Pitcher rougit comme un écolier pris en faute et baissa la tête.

– Je ne vous en veux pas, reprit miss Alberte, souriant au naturaliste, vous agissiez dans une excellente intention, vous ne pouviez pas savoir que je venais de mettre le feu ; mais dans l'instant je demeurai consternée. Être enfermée dans ce brasier avec les Vampires ! J'ai passé là d'atroces minutes.

« Les monstres, suffoqués, bondissaient dans la fumée, poussaient des rires aigus et déchirants, je tremblais qu'ils ne me missent en pièces pour se venger de ce que j'avais fait. La fumée m'aveuglait, je toussais jusqu'au sang, bientôt je perdis connaissance, croyant que, cette fois, c'était bien fini.

« J'ai rouvert les yeux entre M. Ralph et M. Robert, qui m'aspergeaient d'eau fraîche.

« Tel est le fidèle récit de mon excursion chez les Vampires.

Je voudrais cependant bien savoir si quelques-uns ont échappé aux flammes. Dans ce cas, les survivants doivent terriblement m'en vouloir !

– Soyez rassurée à cet égard, dit Pitcher. Je suis allé aux ruines avant de dîner. J'ai fait déblayer l'entrée des souterrains et j'y suis descendu moi-même.

« Le caveau est plein de cadavres des monstres à demi calcinés, une épouvantable bouillie de cervelles, qu'il ne sera même pas possible de disséquer.

Vous pouvez dormir tranquille désormais. Il n'y a plus d'Invisibles !

* * * * * * *

Miss Alberte est, depuis un mois, l'heureuse épouse de Robert Darvel, après des fêtes splendides, grâce auxquelles la renommée de Master Frymcock est devenue européenne. Le lord cuisinier vient de refuser d'entrer au service de l'empereur de Russie, à raison de deux cent mille roubles annuels.

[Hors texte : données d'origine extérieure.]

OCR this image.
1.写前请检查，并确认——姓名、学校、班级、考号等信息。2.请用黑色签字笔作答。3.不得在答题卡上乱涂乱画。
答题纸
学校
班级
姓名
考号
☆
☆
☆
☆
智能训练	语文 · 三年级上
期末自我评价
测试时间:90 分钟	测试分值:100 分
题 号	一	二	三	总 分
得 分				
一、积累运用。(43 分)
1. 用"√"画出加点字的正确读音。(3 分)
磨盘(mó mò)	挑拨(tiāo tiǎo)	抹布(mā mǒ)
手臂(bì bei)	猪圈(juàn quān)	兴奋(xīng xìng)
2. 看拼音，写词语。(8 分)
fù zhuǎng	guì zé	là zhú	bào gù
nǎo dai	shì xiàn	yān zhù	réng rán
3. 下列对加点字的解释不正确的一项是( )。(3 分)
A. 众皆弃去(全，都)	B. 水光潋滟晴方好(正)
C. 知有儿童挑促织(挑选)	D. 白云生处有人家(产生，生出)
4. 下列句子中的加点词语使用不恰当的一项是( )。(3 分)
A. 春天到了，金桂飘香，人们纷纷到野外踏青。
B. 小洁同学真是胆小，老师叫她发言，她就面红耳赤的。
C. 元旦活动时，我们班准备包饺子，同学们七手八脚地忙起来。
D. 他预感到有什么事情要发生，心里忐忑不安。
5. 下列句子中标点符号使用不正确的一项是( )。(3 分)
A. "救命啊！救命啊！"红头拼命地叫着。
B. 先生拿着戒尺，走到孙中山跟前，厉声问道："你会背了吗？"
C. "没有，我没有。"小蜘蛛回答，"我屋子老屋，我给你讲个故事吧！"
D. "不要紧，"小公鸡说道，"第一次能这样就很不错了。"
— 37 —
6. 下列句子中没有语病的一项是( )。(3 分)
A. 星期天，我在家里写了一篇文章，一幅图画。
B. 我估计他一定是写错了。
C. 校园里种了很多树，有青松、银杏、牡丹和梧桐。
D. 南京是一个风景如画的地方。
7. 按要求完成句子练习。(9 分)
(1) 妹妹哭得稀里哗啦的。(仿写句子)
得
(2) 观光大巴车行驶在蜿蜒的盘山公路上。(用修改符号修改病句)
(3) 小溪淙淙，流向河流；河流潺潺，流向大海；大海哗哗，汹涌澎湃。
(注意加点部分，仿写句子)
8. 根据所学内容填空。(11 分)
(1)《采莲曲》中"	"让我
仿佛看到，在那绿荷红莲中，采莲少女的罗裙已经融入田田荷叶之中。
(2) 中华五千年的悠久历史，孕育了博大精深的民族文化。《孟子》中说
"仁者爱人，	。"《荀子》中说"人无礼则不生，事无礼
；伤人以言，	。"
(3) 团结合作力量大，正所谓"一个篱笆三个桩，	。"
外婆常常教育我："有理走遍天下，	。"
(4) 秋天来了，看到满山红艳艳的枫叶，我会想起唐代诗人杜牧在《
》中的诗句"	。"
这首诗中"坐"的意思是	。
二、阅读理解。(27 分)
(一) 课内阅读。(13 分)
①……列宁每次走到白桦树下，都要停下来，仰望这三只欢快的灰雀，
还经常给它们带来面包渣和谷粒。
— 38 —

Robert Darvel, dont le bonheur est sans mélange, prépare une magistrale publication sur la planète Mars ; dans les milieux scientifiques, sa théorie du Grand Cerveau est déjà l'objet de discussions passionnées.

Ralph Pitcher, lui, ne quitte guère le laboratoire reconstruit : activement secondé par Zarouk et par Georges, il cherche le moyen scientifique de se rendre invisible. Il a obtenu des résultats surprenants, et se vante de rendre déjà invisibles de petits objets – au risque de se faire traiter de pickpocket par les mauvais plaisants.

Enfin, les Arabes qui s'éloignent avec terreur des ruines romaines de la Chehahia, font, des événements que nous venons de raconter, le texte de merveilleux récits.

Une légende s'est créée parmi eux ; ils affirment qu'un des Vampires a échappé au massacre et qu'il erre mélancoliquement dans la grande forêt khroumirienne.

C'est à lui qu'ils attribuent la mort de leurs agneaux, les maladies de leurs enfants, et en général tous les faits inexplicables. Beaucoup assurent avoir entendu son ricanement désespéré résonner dans les solitudes, lorsque le pays est menacé de quelque malheur.